La véritable origine de l’automne (1)

En ces jours fripés où les feuilles virent à l’aigre avant de tomber, où un vent poisseux vient barbouiller de brume pâle les jambes bronzées de l’été, dans cet entre-temps mort qui porte déjà le visage de l’hiver sans jamais vouloir prononcer son nom, on scrute en vain le ciel en se demandant quel sanglot long et idiot a bien pu inventer l’automne pour nous blesser d’une langueur si monotone.

Pourquoi ne pas passer directement de l’été à l’hiver ? Douze mois font exactement une année, mais pourquoi quatre saisons ? Pourquoi pas trois ou deux, ou cinq ? Et surtout, pourquoi l’automne alors qu’il y a l’été ?

Dans les dernières lueurs de ce mois d’octobre lugubre et agonisant, je me sens moi-même dans un état peu rassurant. Je suffoque, je blêmis, je fais le décompte des jours anciens et m’aperçois avec Verlaine qu’un vent mauvais m’emporte vers un tas de feuilles mortes. Rassemblant mes dernières forces, je lutte à contre-courant. Le vent forcit, je m’arc-boute. Le vent rugit et je rampe. J’avance millimètre par millimètre en direction de mon humble demeure que je devine à peine, derrière la nappe de brouillard épais qui monte du sol lourd. Encore un effort. Ne pas s’arrêter. Penser à Guillaumet dans les Andes. Encore dix mètres. Cinq. Deux. Dans ma poche, le trousseau de clés pèse une tonne. Je le soulève à bout de bras. Mes doigts gourds ne trouvent plus le chemin de la serrure. Le vent m’enveloppe dans son souffle glacé. Tout se brouille. Ma main aveugle se tend une dernière fois. Une dernière fois. D’un seul coup la clé s’enfonce et tourne dans le sens inverse des aiguilles d’une montre. J’abaisse la poignée. Je me jette à l’intérieur. Je referme la porte, haletant et have.
Tout se calme d’un seul coup.
Dehors, l’automne hurle à la mort mais il l’a dans l’os en ce qui me concerne. Dedans, il est temps d’ajouter quelques bûches de mélèze au feu qui mijote. De préparer un lait au miel avec du chocolat. De mettre un pyjama. Un bonnet de nuit et une paire de charentaises. Ensuite, le corps envahi par d’enivrantes bouffées de sève chaude, ouvrons le premier volume de l’Encyclopédie Universelle à la page 875, où nous trouvons un article très documenté et consacré à l’automne. Penchons-nous sur la première phrase :

« Au commencement était l’été. »

Deuxième promenade : entre demain et aujourd’hui

Dimanche, le matin calme regarde le ciel qui s’anime.

L’air est encore bleu de la nuit. Il fait doux. Les couleurs attendent encore un peu. Encore un instant. Que les yeux se réveillent. Que le café fume. Les couleurs attendent et je regarde dehors. Ce sera une belle journée. Une journée de plein été, remplie d’heures immenses et ensoleillées. Ce soir, le soleil n’en finira pas de se coucher, de ne pas toucher ce point de contact tout au bout de l’ouest. Il y aura un instant où ce point s’enfoncera, où la terre basculera pour repousser la nuit. Une minute encore, juste une minute.

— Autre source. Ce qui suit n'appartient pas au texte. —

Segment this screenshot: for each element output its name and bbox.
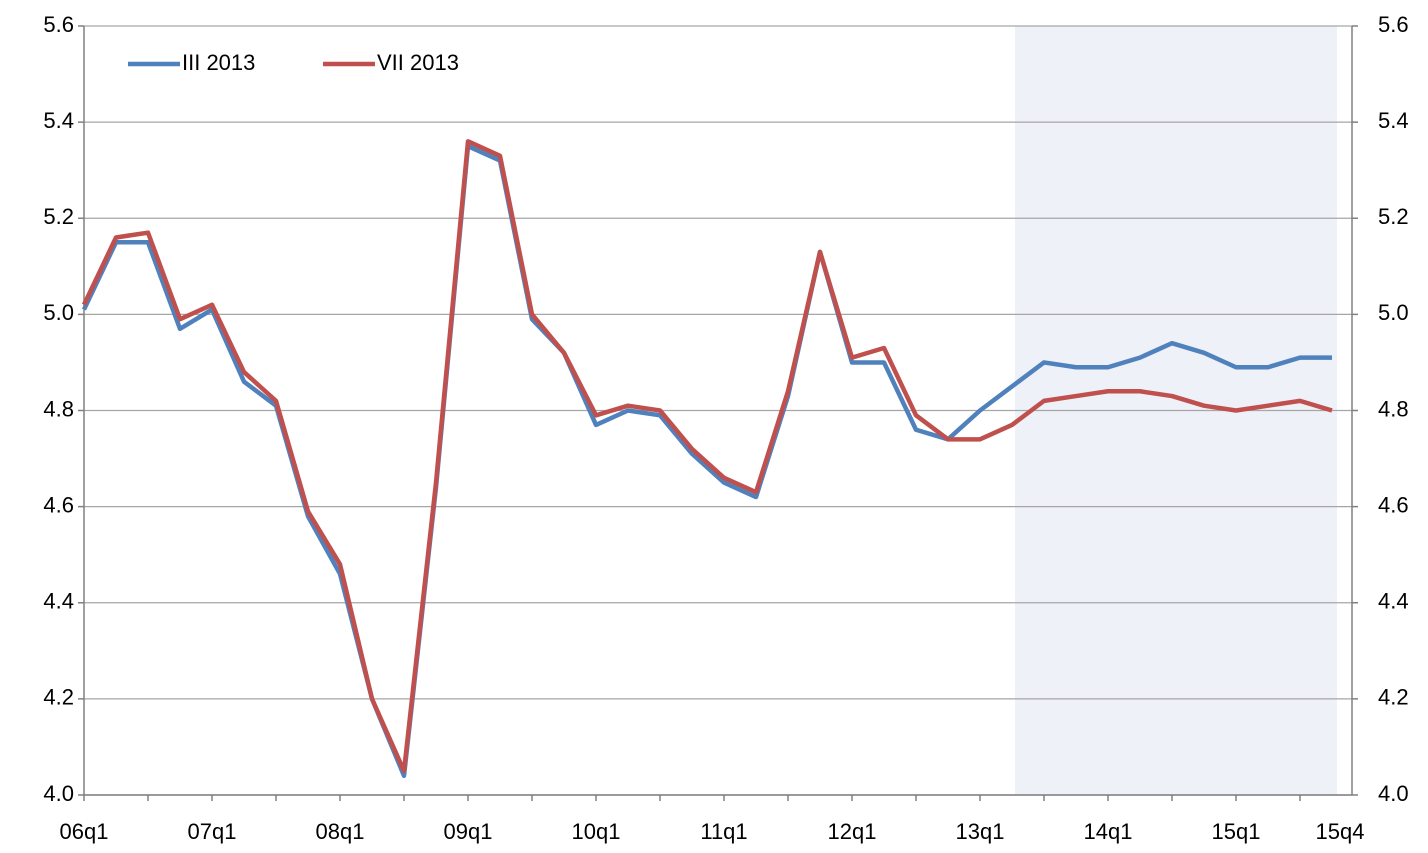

C’est un jour d’été finissant et rempli de taches de couleurs. Sur l’herbe rase, les feuilles découpent des zones d’ombre nettes et floues. Toutes les nuances qui vont du vert pomme au bleu foncé. C’est un pré impressionniste. Un pré peint à la main. Un pré au bord de l’automne. Un pré fait pour ses mains. Elle marche, je marche. Elle regarde le ciel bleu pétrole et les feuilles des arbres. Elle me demande si l’automne arrive et quand les feuilles des arbres tombent. Je réfléchis. Elle et moi avons toujours les mêmes questions. Et les mêmes réponses. Je regarde les arbres. Pourquoi les feuilles tombent ? Pourquoi les feuilles devraient tomber un jour, alors qu’il fait si beau ? Alors qu’il fait si chaud ? Chaque année les feuilles rouillent et sèchent. Personne ne s’étonne. Personne ne s’énerve. Je voudrais bien qu’on m’explique. Je voudrais bien m’énerver.
Je la regarde. Alors, les feuilles s’arrêtent de tomber.

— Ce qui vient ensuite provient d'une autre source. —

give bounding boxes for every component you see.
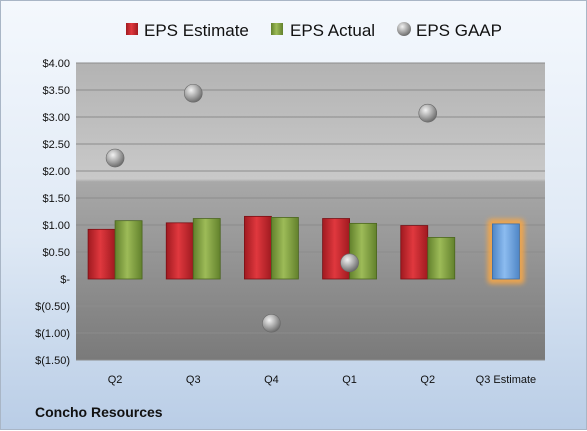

Je marche seul et c’est le cœur de l’été. L’air est épais de chaleur. Je marche seul au cœur de l’été. L’ombre est fraîche au-dessous de mon arbre, bien planté au milieu du pré. Peu importe le temps et combien d’aubes ou combien de dimanches.
Elle arrivera dans le matin ou dans l’après-midi.

Elle reviendra le soir et moi, j’aurai le crépuscule heureux.